Con un gruñido, Veck levantó la cabeza y…

—¡Mierda!

Entonces se puso de pie de un salto y miró el caos que había ante sus ojos.

—¡Santo Dios! —Lo había hecho. Finalmente había matado a alguien…

Solo que luego bajó la vista hacia el cuchillo que tenía en la mano. No estaba manchado de sangre. La hoja estaba limpia. Igual que sus manos. Solo tenía salpicaduras de sangre en la ropa.

Al mirar a su alrededor, Veck no tenía idea de lo que había ocurrido. Recordaba haber viajado hasta el motel… y aparcado la moto… También recordaba haber perseguido sigilosamente al tipo que ahora estaba agonizando en el suelo.

Si era completamente honesto consigo mismo, debía reconocer que había tenido intención de matarlo. Todo el tiempo. Pero, según lo que mostraban las pruebas, no había sido él.

El problema era que lo único que tenía en la cabeza era un agujero negro.

Un gemido del asesino en serie atrajo su atención hacia la derecha. El hombre trataba de arrastrarse hacia él, pidiendo ayuda en silencio, mientras se desangraba en el suelo. ¿Cómo era posible que todavía estuviera vivo?
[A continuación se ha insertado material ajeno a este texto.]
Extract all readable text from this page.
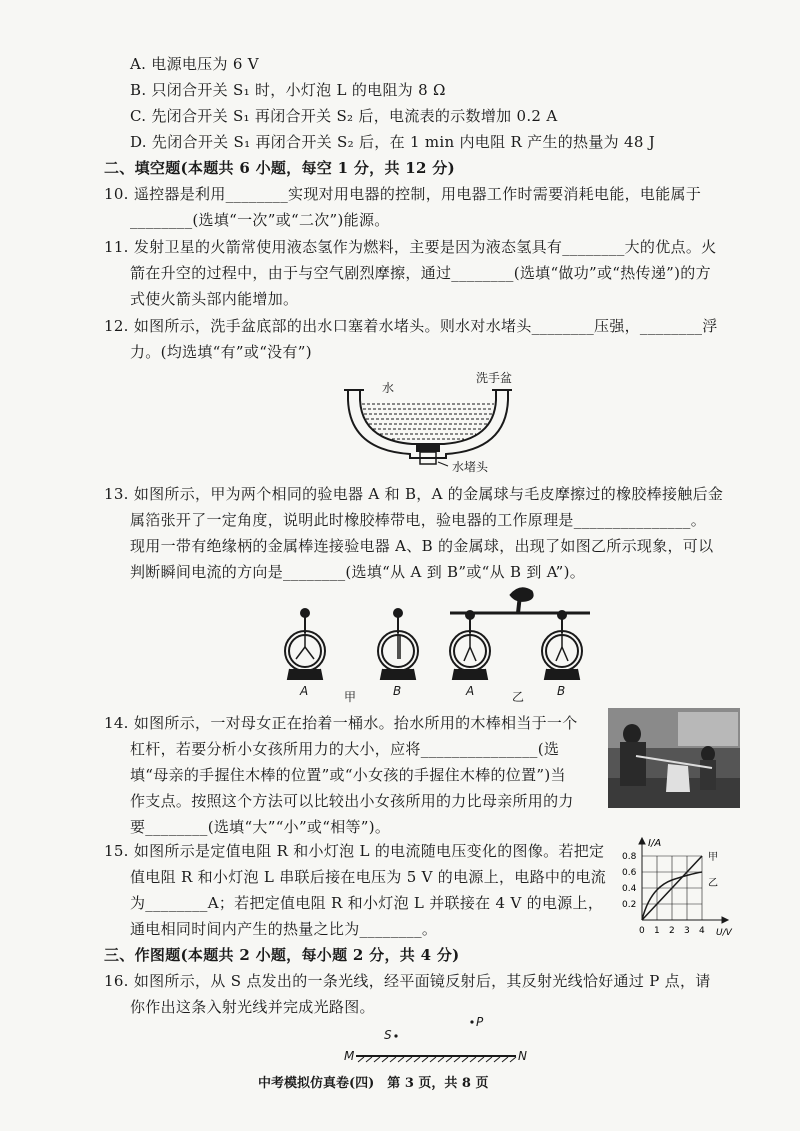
A. 电源电压为 6 V
B. 只闭合开关 S₁ 时，小灯泡 L 的电阻为 8 Ω
C. 先闭合开关 S₁ 再闭合开关 S₂ 后，电流表的示数增加 0.2 A
D. 先闭合开关 S₁ 再闭合开关 S₂ 后，在 1 min 内电阻 R 产生的热量为 48 J
二、填空题(本题共 6 小题，每空 1 分，共 12 分)
10. 遥控器是利用________实现对用电器的控制，用电器工作时需要消耗电能，电能属于
________(选填“一次”或“二次”)能源。
11. 发射卫星的火箭常使用液态氢作为燃料，主要是因为液态氢具有________大的优点。火
箭在升空的过程中，由于与空气剧烈摩擦，通过________(选填“做功”或“热传递”)的方
式使火箭头部内能增加。
12. 如图所示，洗手盆底部的出水口塞着水堵头。则水对水堵头________压强，________浮
力。(均选填“有”或“没有”)
水
洗手盆
水堵头
13. 如图所示，甲为两个相同的验电器 A 和 B，A 的金属球与毛皮摩擦过的橡胶棒接触后金
属箔张开了一定角度，说明此时橡胶棒带电，验电器的工作原理是_______________。
现用一带有绝缘柄的金属棒连接验电器 A、B 的金属球，出现了如图乙所示现象，可以
判断瞬间电流的方向是________(选填“从 A 到 B”或“从 B 到 A”)。
A	甲	B	A	乙	B
14. 如图所示，一对母女正在抬着一桶水。抬水所用的木棒相当于一个
杠杆，若要分析小女孩所用力的大小，应将_______________(选
填“母亲的手握住木棒的位置”或“小女孩的手握住木棒的位置”)当
作支点。按照这个方法可以比较出小女孩所用的力比母亲所用的力
要________(选填“大”“小”或“相等”)。
15. 如图所示是定值电阻 R 和小灯泡 L 的电流随电压变化的图像。若把定
值电阻 R 和小灯泡 L 串联后接在电压为 5 V 的电源上，电路中的电流
为________A；若把定值电阻 R 和小灯泡 L 并联接在 4 V 的电源上，
通电相同时间内产生的热量之比为________。
I/A
0.8
0.6
0.4
0.2
0 1 2 3 4 U/V
甲
乙
三、作图题(本题共 2 小题，每小题 2 分，共 4 分)
16. 如图所示，从 S 点发出的一条光线，经平面镜反射后，其反射光线恰好通过 P 点，请
你作出这条入射光线并完成光路图。
S
P
M	N
中考模拟仿真卷(四)　第 3 页，共 8 页
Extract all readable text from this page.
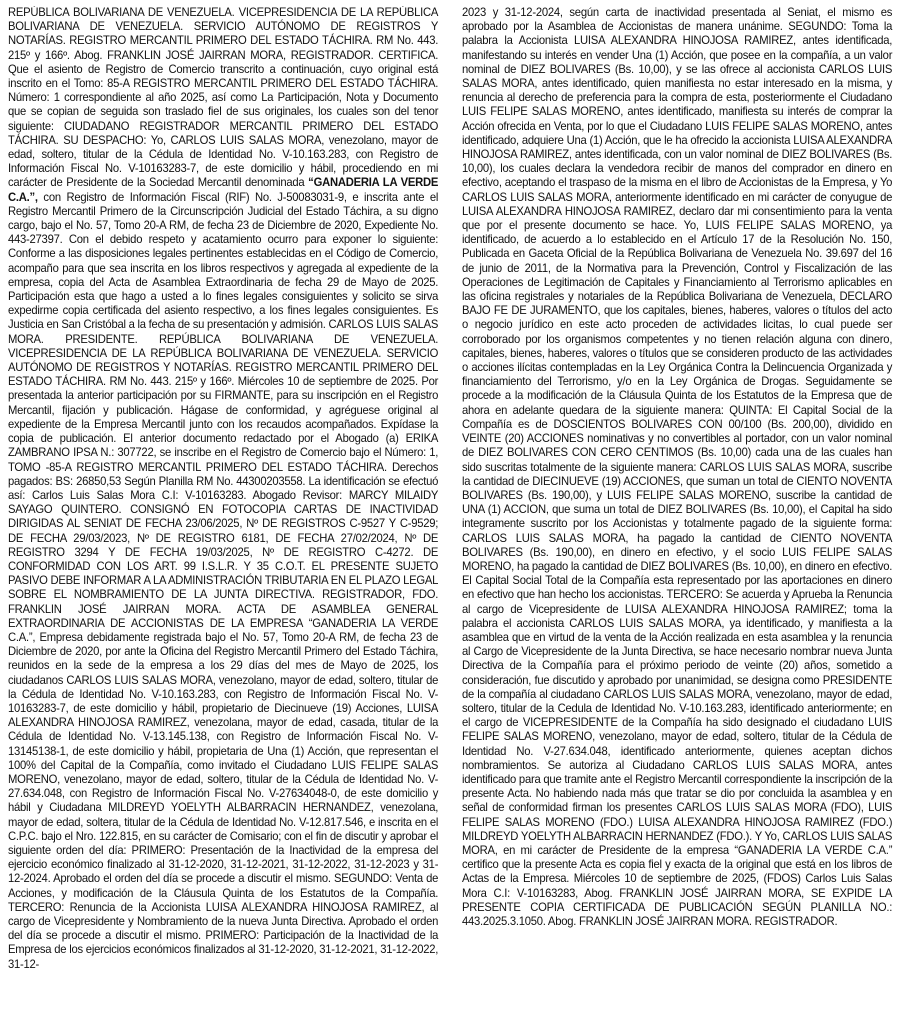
REPÚBLICA BOLIVARIANA DE VENEZUELA. VICEPRESIDENCIA DE LA REPÚBLICA BOLIVARIANA DE VENEZUELA. SERVICIO AUTÓNOMO DE REGISTROS Y NOTARÍAS. REGISTRO MERCANTIL PRIMERO DEL ESTADO TÁCHIRA. RM No. 443. 215º y 166º. Abog. FRANKLIN JOSÉ JAIRRAN MORA, REGISTRADOR. CERTIFICA. Que el asiento de Registro de Comercio transcrito a continuación, cuyo original está inscrito en el Tomo: 85-A REGISTRO MERCANTIL PRIMERO DEL ESTADO TÁCHIRA. Número: 1 correspondiente al año 2025, así como La Participación, Nota y Documento que se copian de seguida son traslado fiel de sus originales, los cuales son del tenor siguiente: CIUDADANO REGISTRADOR MERCANTIL PRIMERO DEL ESTADO TÁCHIRA. SU DESPACHO: Yo, CARLOS LUIS SALAS MORA, venezolano, mayor de edad, soltero, titular de la Cédula de Identidad No. V-10.163.283, con Registro de Información Fiscal No. V-10163283-7, de este domicilio y hábil, procediendo en mi carácter de Presidente de la Sociedad Mercantil denominada “GANADERIA LA VERDE C.A.”, con Registro de Información Fiscal (RIF) No. J-50083031-9, e inscrita ante el Registro Mercantil Primero de la Circunscripción Judicial del Estado Táchira, a su digno cargo, bajo el No. 57, Tomo 20-A RM, de fecha 23 de Diciembre de 2020, Expediente No. 443-27397. Con el debido respeto y acatamiento ocurro para exponer lo siguiente: Conforme a las disposiciones legales pertinentes establecidas en el Código de Comercio, acompaño para que sea inscrita en los libros respectivos y agregada al expediente de la empresa, copia del Acta de Asamblea Extraordinaria de fecha 29 de Mayo de 2025. Participación esta que hago a usted a lo fines legales consiguientes y solicito se sirva expedirme copia certificada del asiento respectivo, a los fines legales consiguientes. Es Justicia en San Cristóbal a la fecha de su presentación y admisión. CARLOS LUIS SALAS MORA. PRESIDENTE. REPÚBLICA BOLIVARIANA DE VENEZUELA. VICEPRESIDENCIA DE LA REPÚBLICA BOLIVARIANA DE VENEZUELA. SERVICIO AUTÓNOMO DE REGISTROS Y NOTARÍAS. REGISTRO MERCANTIL PRIMERO DEL ESTADO TÁCHIRA. RM No. 443. 215º y 166º. Miércoles 10 de septiembre de 2025. Por presentada la anterior participación por su FIRMANTE, para su inscripción en el Registro Mercantil, fijación y publicación. Hágase de conformidad, y agréguese original al expediente de la Empresa Mercantil junto con los recaudos acompañados. Expídase la copia de publicación. El anterior documento redactado por el Abogado (a) ERIKA ZAMBRANO IPSA N.: 307722, se inscribe en el Registro de Comercio bajo el Número: 1, TOMO -85-A REGISTRO MERCANTIL PRIMERO DEL ESTADO TÁCHIRA. Derechos pagados: BS: 26850,53 Según Planilla RM No. 44300203558. La identificación se efectuó así: Carlos Luis Salas Mora C.I: V-10163283. Abogado Revisor: MARCY MILAIDY SAYAGO QUINTERO. CONSIGNÓ EN FOTOCOPIA CARTAS DE INACTIVIDAD DIRIGIDAS AL SENIAT DE FECHA 23/06/2025, Nº DE REGISTROS C-9527 Y C-9529; DE FECHA 29/03/2023, Nº DE REGISTRO 6181, DE FECHA 27/02/2024, Nº DE REGISTRO 3294 Y DE FECHA 19/03/2025, Nº DE REGISTRO C-4272. DE CONFORMIDAD CON LOS ART. 99 I.S.L.R. Y 35 C.O.T. EL PRESENTE SUJETO PASIVO DEBE INFORMAR A LA ADMINISTRACIÓN TRIBUTARIA EN EL PLAZO LEGAL SOBRE EL NOMBRAMIENTO DE LA JUNTA DIRECTIVA. REGISTRADOR, FDO. FRANKLIN JOSÉ JAIRRAN MORA. ACTA DE ASAMBLEA GENERAL EXTRAORDINARIA DE ACCIONISTAS DE LA EMPRESA “GANADERIA LA VERDE C.A.”, Empresa debidamente registrada bajo el No. 57, Tomo 20-A RM, de fecha 23 de Diciembre de 2020, por ante la Oficina del Registro Mercantil Primero del Estado Táchira, reunidos en la sede de la empresa a los 29 días del mes de Mayo de 2025, los ciudadanos CARLOS LUIS SALAS MORA, venezolano, mayor de edad, soltero, titular de la Cédula de Identidad No. V-10.163.283, con Registro de Información Fiscal No. V-10163283-7, de este domicilio y hábil, propietario de Diecinueve (19) Acciones, LUISA ALEXANDRA HINOJOSA RAMIREZ, venezolana, mayor de edad, casada, titular de la Cédula de Identidad No. V-13.145.138, con Registro de Información Fiscal No. V-13145138-1, de este domicilio y hábil, propietaria de Una (1) Acción, que representan el 100% del Capital de la Compañía, como invitado el Ciudadano LUIS FELIPE SALAS MORENO, venezolano, mayor de edad, soltero, titular de la Cédula de Identidad No. V-27.634.048, con Registro de Información Fiscal No. V-27634048-0, de este domicilio y hábil y Ciudadana MILDREYD YOELYTH ALBARRACIN HERNANDEZ, venezolana, mayor de edad, soltera, titular de la Cédula de Identidad No. V-12.817.546, e inscrita en el C.P.C. bajo el Nro. 122.815, en su carácter de Comisario; con el fin de discutir y aprobar el siguiente orden del día: PRIMERO: Presentación de la Inactividad de la empresa del ejercicio económico finalizado al 31-12-2020, 31-12-2021, 31-12-2022, 31-12-2023 y 31-12-2024. Aprobado el orden del día se procede a discutir el mismo. SEGUNDO: Venta de Acciones, y modificación de la Cláusula Quinta de los Estatutos de la Compañía. TERCERO: Renuncia de la Accionista LUISA ALEXANDRA HINOJOSA RAMIREZ, al cargo de Vicepresidente y Nombramiento de la nueva Junta Directiva. Aprobado el orden del día se procede a discutir el mismo. PRIMERO: Participación de la Inactividad de la Empresa de los ejercicios económicos finalizados al 31-12-2020, 31-12-2021, 31-12-2022, 31-12-

2023 y 31-12-2024, según carta de inactividad presentada al Seniat, el mismo es aprobado por la Asamblea de Accionistas de manera unánime. SEGUNDO: Toma la palabra la Accionista LUISA ALEXANDRA HINOJOSA RAMIREZ, antes identificada, manifestando su interés en vender Una (1) Acción, que posee en la compañía, a un valor nominal de DIEZ BOLIVARES (Bs. 10,00), y se las ofrece al accionista CARLOS LUIS SALAS MORA, antes identificado, quien manifiesta no estar interesado en la misma, y renuncia al derecho de preferencia para la compra de esta, posteriormente el Ciudadano LUIS FELIPE SALAS MORENO, antes identificado, manifiesta su interés de comprar la Acción ofrecida en Venta, por lo que el Ciudadano LUIS FELIPE SALAS MORENO, antes identificado, adquiere Una (1) Acción, que le ha ofrecido la accionista LUISA ALEXANDRA HINOJOSA RAMIREZ, antes identificada, con un valor nominal de DIEZ BOLIVARES (Bs. 10,00), los cuales declara la vendedora recibir de manos del comprador en dinero en efectivo, aceptando el traspaso de la misma en el libro de Accionistas de la Empresa, y Yo CARLOS LUIS SALAS MORA, anteriormente identificado en mi carácter de conyugue de LUISA ALEXANDRA HINOJOSA RAMIREZ, declaro dar mi consentimiento para la venta que por el presente documento se hace. Yo, LUIS FELIPE SALAS MORENO, ya identificado, de acuerdo a lo establecido en el Artículo 17 de la Resolución No. 150, Publicada en Gaceta Oficial de la República Bolivariana de Venezuela No. 39.697 del 16 de junio de 2011, de la Normativa para la Prevención, Control y Fiscalización de las Operaciones de Legitimación de Capitales y Financiamiento al Terrorismo aplicables en las oficina registrales y notariales de la República Bolivariana de Venezuela, DECLARO BAJO FE DE JURAMENTO, que los capitales, bienes, haberes, valores o títulos del acto o negocio jurídico en este acto proceden de actividades licitas, lo cual puede ser corroborado por los organismos competentes y no tienen relación alguna con dinero, capitales, bienes, haberes, valores o títulos que se consideren producto de las actividades o acciones ilícitas contempladas en la Ley Orgánica Contra la Delincuencia Organizada y financiamiento del Terrorismo, y/o en la Ley Orgánica de Drogas. Seguidamente se procede a la modificación de la Cláusula Quinta de los Estatutos de la Empresa que de ahora en adelante quedara de la siguiente manera: QUINTA: El Capital Social de la Compañía es de DOSCIENTOS BOLIVARES CON 00/100 (Bs. 200,00), dividido en VEINTE (20) ACCIONES nominativas y no convertibles al portador, con un valor nominal de DIEZ BOLIVARES CON CERO CENTIMOS (Bs. 10,00) cada una de las cuales han sido suscritas totalmente de la siguiente manera: CARLOS LUIS SALAS MORA, suscribe la cantidad de DIECINUEVE (19) ACCIONES, que suman un total de CIENTO NOVENTA BOLIVARES (Bs. 190,00), y LUIS FELIPE SALAS MORENO, suscribe la cantidad de UNA (1) ACCION, que suma un total de DIEZ BOLIVARES (Bs. 10,00), el Capital ha sido integramente suscrito por los Accionistas y totalmente pagado de la siguiente forma: CARLOS LUIS SALAS MORA, ha pagado la cantidad de CIENTO NOVENTA BOLIVARES (Bs. 190,00), en dinero en efectivo, y el socio LUIS FELIPE SALAS MORENO, ha pagado la cantidad de DIEZ BOLIVARES (Bs. 10,00), en dinero en efectivo. El Capital Social Total de la Compañía esta representado por las aportaciones en dinero en efectivo que han hecho los accionistas. TERCERO: Se acuerda y Aprueba la Renuncia al cargo de Vicepresidente de LUISA ALEXANDRA HINOJOSA RAMIREZ; toma la palabra el accionista CARLOS LUIS SALAS MORA, ya identificado, y manifiesta a la asamblea que en virtud de la venta de la Acción realizada en esta asamblea y la renuncia al Cargo de Vicepresidente de la Junta Directiva, se hace necesario nombrar nueva Junta Directiva de la Compañía para el próximo periodo de veinte (20) años, sometido a consideración, fue discutido y aprobado por unanimidad, se designa como PRESIDENTE de la compañía al ciudadano CARLOS LUIS SALAS MORA, venezolano, mayor de edad, soltero, titular de la Cedula de Identidad No. V-10.163.283, identificado anteriormente; en el cargo de VICEPRESIDENTE de la Compañía ha sido designado el ciudadano LUIS FELIPE SALAS MORENO, venezolano, mayor de edad, soltero, titular de la Cédula de Identidad No. V-27.634.048, identificado anteriormente, quienes aceptan dichos nombramientos. Se autoriza al Ciudadano CARLOS LUIS SALAS MORA, antes identificado para que tramite ante el Registro Mercantil correspondiente la inscripción de la presente Acta. No habiendo nada más que tratar se dio por concluida la asamblea y en señal de conformidad firman los presentes CARLOS LUIS SALAS MORA (FDO), LUIS FELIPE SALAS MORENO (FDO.) LUISA ALEXANDRA HINOJOSA RAMIREZ (FDO.) MILDREYD YOELYTH ALBARRACIN HERNANDEZ (FDO.). Y Yo, CARLOS LUIS SALAS MORA, en mi carácter de Presidente de la empresa “GANADERIA LA VERDE C.A.” certifico que la presente Acta es copia fiel y exacta de la original que está en los libros de Actas de la Empresa. Miércoles 10 de septiembre de 2025, (FDOS) Carlos Luis Salas Mora C.I: V-10163283, Abog. FRANKLIN JOSÉ JAIRRAN MORA, SE EXPIDE LA PRESENTE COPIA CERTIFICADA DE PUBLICACIÓN SEGÚN PLANILLA NO.: 443.2025.3.1050. Abog. FRANKLIN JOSÉ JAIRRAN MORA. REGISTRADOR.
Con manos temblorosas, Veck sacó el teléfono y marcó el número de emergencias.

—Sí, habla el detective Del Vecchio, del departamento de homicidios. Necesito una ambulancia en el motel Monroe, ya mismo. Es muy urgente.

Después de pedir la ambulancia y hacer el informe reglamentario, el bipolar se quitó la chaqueta, la enrolló y se arrodilló junto al hombre. Hizo presión con la prenda encima de las heridas que tenía en el cuello. Y rezó para que el maldito desgraciado sobreviviera.

Y luego se preguntó si eso sería bueno o malo. Y trató de que se lo aclarase el moribundo.

—Yo no te he matado. ¿O sí?

Dios… ¿qué demonios había ocurrido allí?